Unlike most conventional TV fare where background music consists of the same recycled cues week after week, an original score was composed by Michael Giacchino (Star Trek, Mission Impossible) for every episode of Lost and recorded with a 40 piece orchestra. For a typical episode, there could be 60 dialogue tracks; 12 music tracks and 140 or more effects tracks.

Frank explains enthusiastically, “I’ve been very fortunate in that almost everybody that I have worked with professionally, most notably the people behind Lost, executive producer Bryan Burk and J.J. Abrams, are so into sound that they would participate tremendously in getting the final sound of the show. We also had a very talented team of editors that provided us with great material to mix. They delivered exceptional tracks every show.”

Lost was shot on location in Hawaii, but editing and mixing took place at Disney’s Buena Vista Sound in Burbank, California.

“I first encountered MK Sound at Disney. All of their DVD authoring rooms and all of their near-field set-ups are MK S150’s. So my first exposure to them was more than six years ago when we started on Lost. We had a free hand in choosing our monitors. Disney was willing to let us use anything that we felt comfortable with, so we did a lot of testing with a lot of reference material that I knew very well.”

“With the MK’s, it doesn’t matter what you put through them, whether it’s classical music, a big score, dialogue or sound effects. Listeners are blown away. They just can’t believe what we’re putting these speakers through and they handle it beautifully.”
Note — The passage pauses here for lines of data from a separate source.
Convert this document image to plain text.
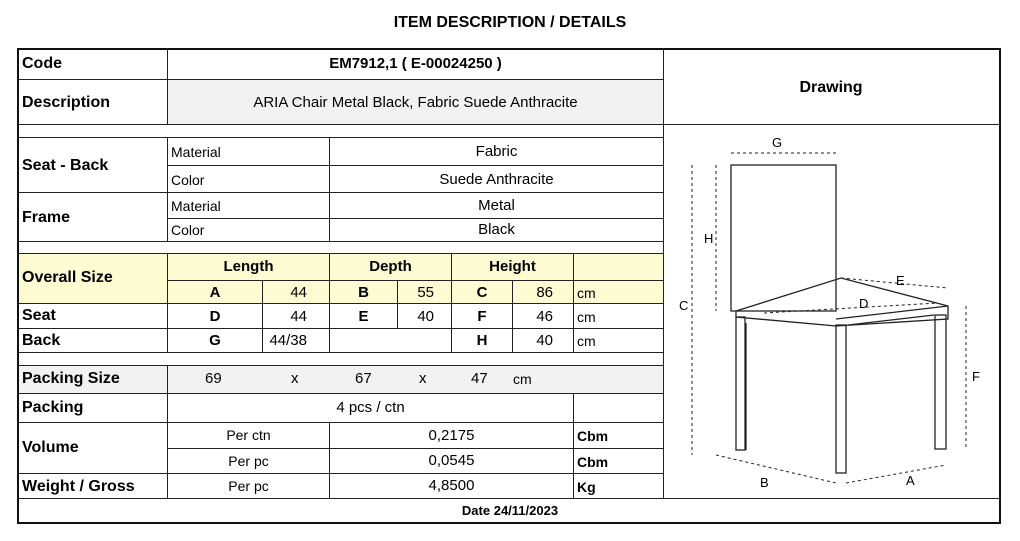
ITEM DESCRIPTION / DETAILS
Code	EM7912,1 ( E-00024250 )
Description	ARIA Chair Metal Black, Fabric Suede Anthracite
Drawing
Seat - Back
Material	Fabric
Color	Suede Anthracite
Frame
Material	Metal
Color	Black
Overall Size
Length	Depth	Height
A	44	B	55	C	86 cm
Seat	D	44	E	40	F	46 cm
Back	G	44/38	H	40 cm
Packing Size	69	x	67	x	47 cm
Packing	4 pcs / ctn
Volume
Per ctn	0,2175	Cbm
Per pc	0,0545	Cbm
Weight / Gross	Per pc	4,8500	Kg
Date 24/11/2023
G
H
C
E
D
F
B	A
“And the subwoofers – Before discovering MK, I had a subwoofer that really did seem to work, except when you got into higher SPL levels. It couldn’t handle the really low bottom end, so I started looking at various other options. Working at Disney, I heard the MK’s and it was a no-brainer. I was really, really impressed. The subs are just fantastic.”

“Once the popularity of Lost was apparent, we had a lot of manufacturers approaching us and dropping speakers off for us to audition. We’d listen to a lot of other speakers, but we’d always end up back on the MK’s. They translate very well to the broadcast side of things and to the DVD side as well. They can handle an incredible amount of level and have a wide dynamic range.”
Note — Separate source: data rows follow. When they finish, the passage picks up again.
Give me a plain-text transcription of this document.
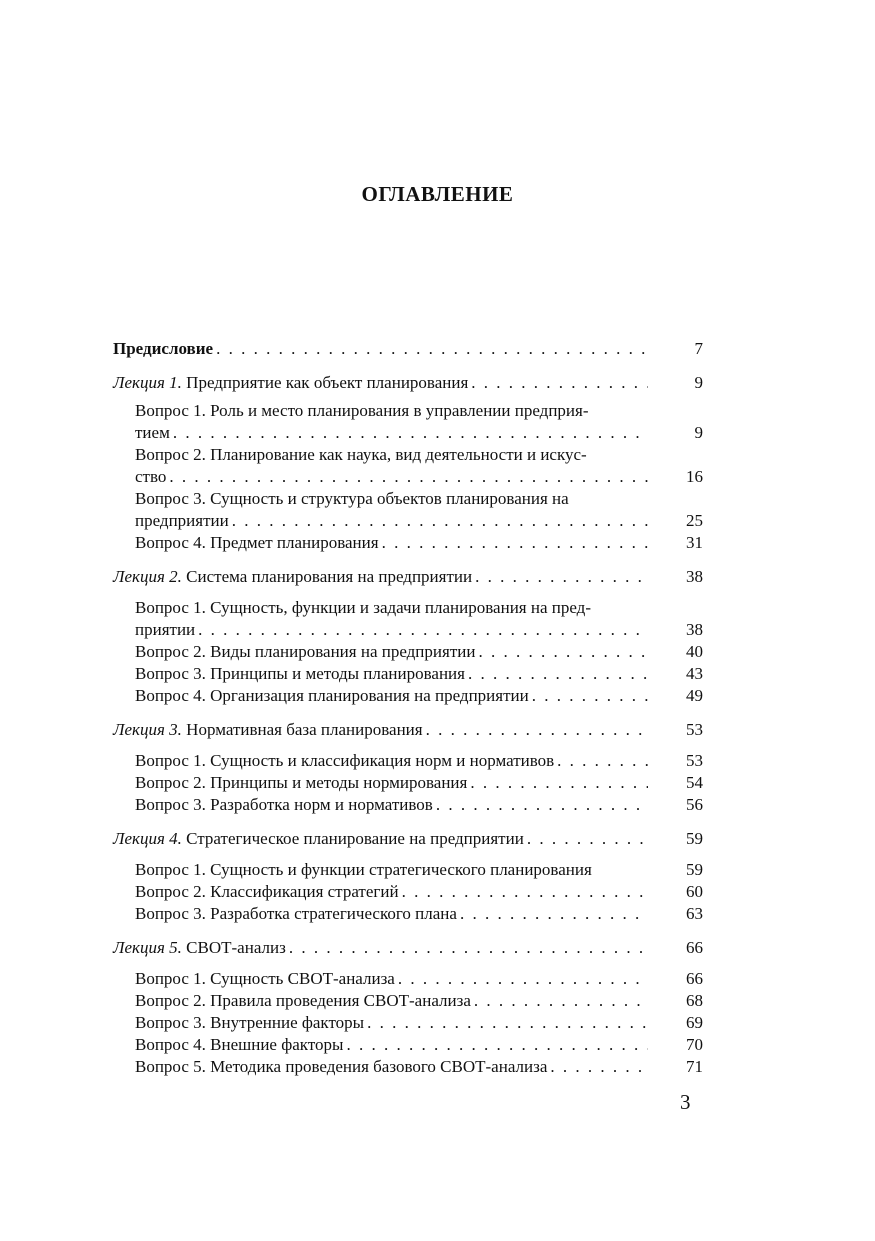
ОГЛАВЛЕНИЕ
Предисловие . . .	7
Лекция 1. Предприятие как объект планирования . . .	9
Вопрос 1. Роль и место планирования в управлении предприя-
тием . . .	9
Вопрос 2. Планирование как наука, вид деятельности и искус-
ство . . .	16
Вопрос 3. Сущность и структура объектов планирования на
предприятии . . .	25
Вопрос 4. Предмет планирования . . .	31
Лекция 2. Система планирования на предприятии . . .	38
Вопрос 1. Сущность, функции и задачи планирования на пред-
приятии . . .	38
Вопрос 2. Виды планирования на предприятии . . .	40
Вопрос 3. Принципы и методы планирования . . .	43
Вопрос 4. Организация планирования на предприятии . . .	49
Лекция 3. Нормативная база планирования . . .	53
Вопрос 1. Сущность и классификация норм и нормативов . . .	53
Вопрос 2. Принципы и методы нормирования . . .	54
Вопрос 3. Разработка норм и нормативов . . .	56
Лекция 4. Стратегическое планирование на предприятии . . .	59
Вопрос 1. Сущность и функции стратегического планирования	59
Вопрос 2. Классификация стратегий . . .	60
Вопрос 3. Разработка стратегического плана . . .	63
Лекция 5. СВОТ-анализ . . .	66
Вопрос 1. Сущность СВОТ-анализа . . .	66
Вопрос 2. Правила проведения СВОТ-анализа . . .	68
Вопрос 3. Внутренние факторы . . .	69
Вопрос 4. Внешние факторы . . .	70
Вопрос 5. Методика проведения базового СВОТ-анализа . . .	71
3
“A lot of it has to do with what you’re hearing in the midrange. In film and television, you really want a high level of accuracy especially there, because you’re dealing with dialogue and ADR.”
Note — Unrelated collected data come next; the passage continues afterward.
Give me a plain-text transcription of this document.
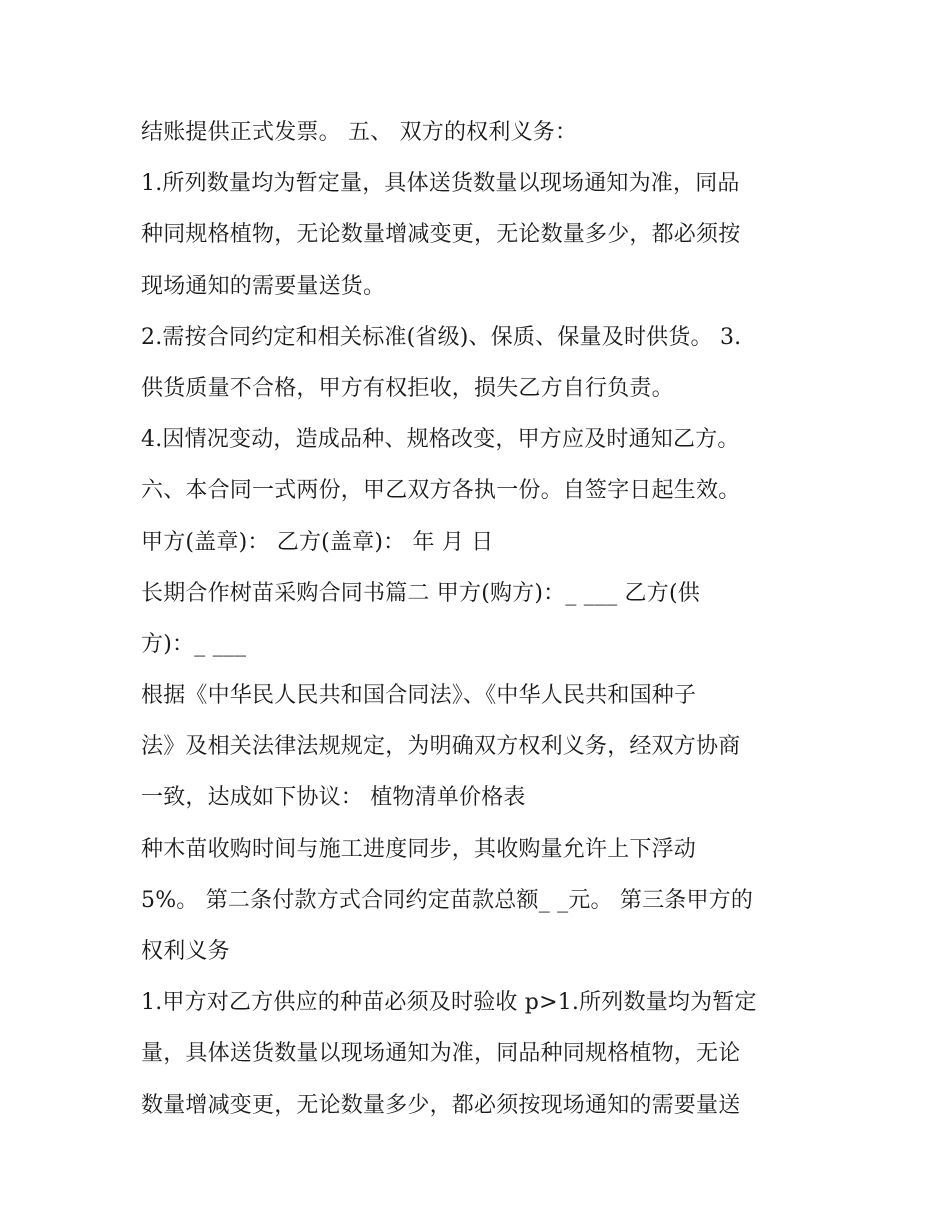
结账提供正式发票。 五、 双方的权利义务：
1.所列数量均为暂定量，具体送货数量以现场通知为准，同品
种同规格植物，无论数量增减变更，无论数量多少，都必须按
现场通知的需要量送货。
2.需按合同约定和相关标准(省级)、保质、保量及时供货。 3.
供货质量不合格，甲方有权拒收，损失乙方自行负责。
4.因情况变动，造成品种、规格改变，甲方应及时通知乙方。
六、本合同一式两份，甲乙双方各执一份。自签字日起生效。
甲方(盖章)： 乙方(盖章)： 年 月 日
长期合作树苗采购合同书篇二 甲方(购方)：_ ___ 乙方(供
方)：_ ___
根据《中华民人民共和国合同法》、《中华人民共和国种子
法》及相关法律法规规定，为明确双方权利义务，经双方协商
一致，达成如下协议： 植物清单价格表
种木苗收购时间与施工进度同步，其收购量允许上下浮动
5%。 第二条付款方式合同约定苗款总额_ _元。 第三条甲方的
权利义务
1.甲方对乙方供应的种苗必须及时验收 p>1.所列数量均为暂定
量，具体送货数量以现场通知为准，同品种同规格植物，无论
数量增减变更，无论数量多少，都必须按现场通知的需要量送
“When you’re working in television, your work gets broadcast just days after you’ve done it. It’s vital to have accurate reference monitors for both on-air broadcasts and DVDs. The MK’s always delivered the most reliable reference for us.”

Frank Morrone just finished the pilot for yet another J.J. Abrams project, the new TV drama Alcatraz, shot on location at the shuttered penitentiary. The sound team spent nights there capturing the haunting atmosphere of the historic prison in the San Francisco Bay to be put to dramatic use as the series unfolds. He is currently working with Gus Van Sant on Boss.

Despite his increasingly busy schedule, Frank Morrone takes the time to stay active in industry organizations, as well as contributing to the education of future generations.

“I am very fortunate to be in an industry that I love and enjoy and I feel that giving back to the community is very important. I always give as much of my time as I can.” Frank currently sits on the Board of Directors for the Cinema Audio Society and is also vice-president of the Motion Picture Sound Editors and a sound governor for the Academy of Motion Picture Arts and Sciences.

“Every year, I do a lecture tour for AVID, talking about workflow at film and technical schools all over the country, mainly
because I wish I had had those avenues open to me when I was learning. It gives you valuable insight into how professionals work.”

“This is the least that I can do for an industry that has given me so much.”